SDN can also mean that intelligence will travel and reside and may even grow in new ways than we thought till now. As to SDN leading to scalability, better configurations, and active networking soon, there is no doubt. Enderle affirms that all three will happen as that is its primary purpose.

 

The current state of networking, according to the Forrester report ON Workload Centric Infrastructure, can be in many ways traced to ARPANET's principle of a single method to reliably communicate a host of multiple sets of flows, traffic, and workloads. Basically, voice, video, and all applications traverse the same rigid and static set of links that only change when a failure occurs.

"The network can't differentiate users, applications, or workloads because it focuses on links being up and down, traffic congestion, and a few other factors. The infrastructure can't be sliced up dynamically to aggregate a set amount of resources to support a workload." as it explained.
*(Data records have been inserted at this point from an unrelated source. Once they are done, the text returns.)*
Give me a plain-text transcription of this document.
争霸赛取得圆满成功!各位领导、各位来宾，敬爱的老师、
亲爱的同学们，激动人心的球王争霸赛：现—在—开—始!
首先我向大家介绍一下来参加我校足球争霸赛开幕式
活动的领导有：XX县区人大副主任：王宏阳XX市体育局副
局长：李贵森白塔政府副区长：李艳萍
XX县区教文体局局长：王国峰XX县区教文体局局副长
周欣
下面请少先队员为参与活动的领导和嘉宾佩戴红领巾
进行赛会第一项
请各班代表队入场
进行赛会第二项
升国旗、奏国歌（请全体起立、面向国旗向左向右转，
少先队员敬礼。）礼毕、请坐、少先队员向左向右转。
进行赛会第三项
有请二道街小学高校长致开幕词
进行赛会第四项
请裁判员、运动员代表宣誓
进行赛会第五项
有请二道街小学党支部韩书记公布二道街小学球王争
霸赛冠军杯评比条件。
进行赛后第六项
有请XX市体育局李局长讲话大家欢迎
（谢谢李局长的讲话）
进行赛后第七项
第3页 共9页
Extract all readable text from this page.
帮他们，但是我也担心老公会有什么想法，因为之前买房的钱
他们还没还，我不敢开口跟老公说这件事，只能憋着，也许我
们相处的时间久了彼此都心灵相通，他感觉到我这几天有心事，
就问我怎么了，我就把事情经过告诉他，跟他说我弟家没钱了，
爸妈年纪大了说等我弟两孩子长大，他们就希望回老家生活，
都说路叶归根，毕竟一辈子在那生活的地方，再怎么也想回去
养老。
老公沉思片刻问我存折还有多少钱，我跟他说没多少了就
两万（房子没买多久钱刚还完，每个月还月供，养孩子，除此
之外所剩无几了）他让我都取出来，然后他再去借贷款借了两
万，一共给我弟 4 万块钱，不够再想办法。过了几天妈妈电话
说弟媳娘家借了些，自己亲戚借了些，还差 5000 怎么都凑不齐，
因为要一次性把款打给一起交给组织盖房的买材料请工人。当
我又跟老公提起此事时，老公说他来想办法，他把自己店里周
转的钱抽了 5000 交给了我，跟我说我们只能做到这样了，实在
Ask Santhanakrishnan and he elaborates how carrier mobile core networks consist of network elements that reside between radio access networks (RANs) and the Internet. Core networks are transforming to support towards a variety of cellular technologies such as 3G, long-term evolution (LTE), 4G, etc.

From where seasoned industry-watcher Enderle stands, SDN does enable intelligence but doesn't assure it.

It is simple to understand this. "Once you have a SDN you could better overlay a more effective intelligent management system over it. In short it is more flexible so it enhances anyone or any management application, intelligent or not, placed over it. "

Nevertheless, SDN has generated a lot of excitement and buzz because of what it can do. "The industry is moving fast towards a SDN world and will take more value out of it." If what Seeto augurs is actually morphing then the world will change in more than just an abstract sense for networking.

Change and alarm clocks-that-jog-around-the-room are two things that make sure they do wake up those who slumber. Unless, of course, if some Moms miss that whirring sound.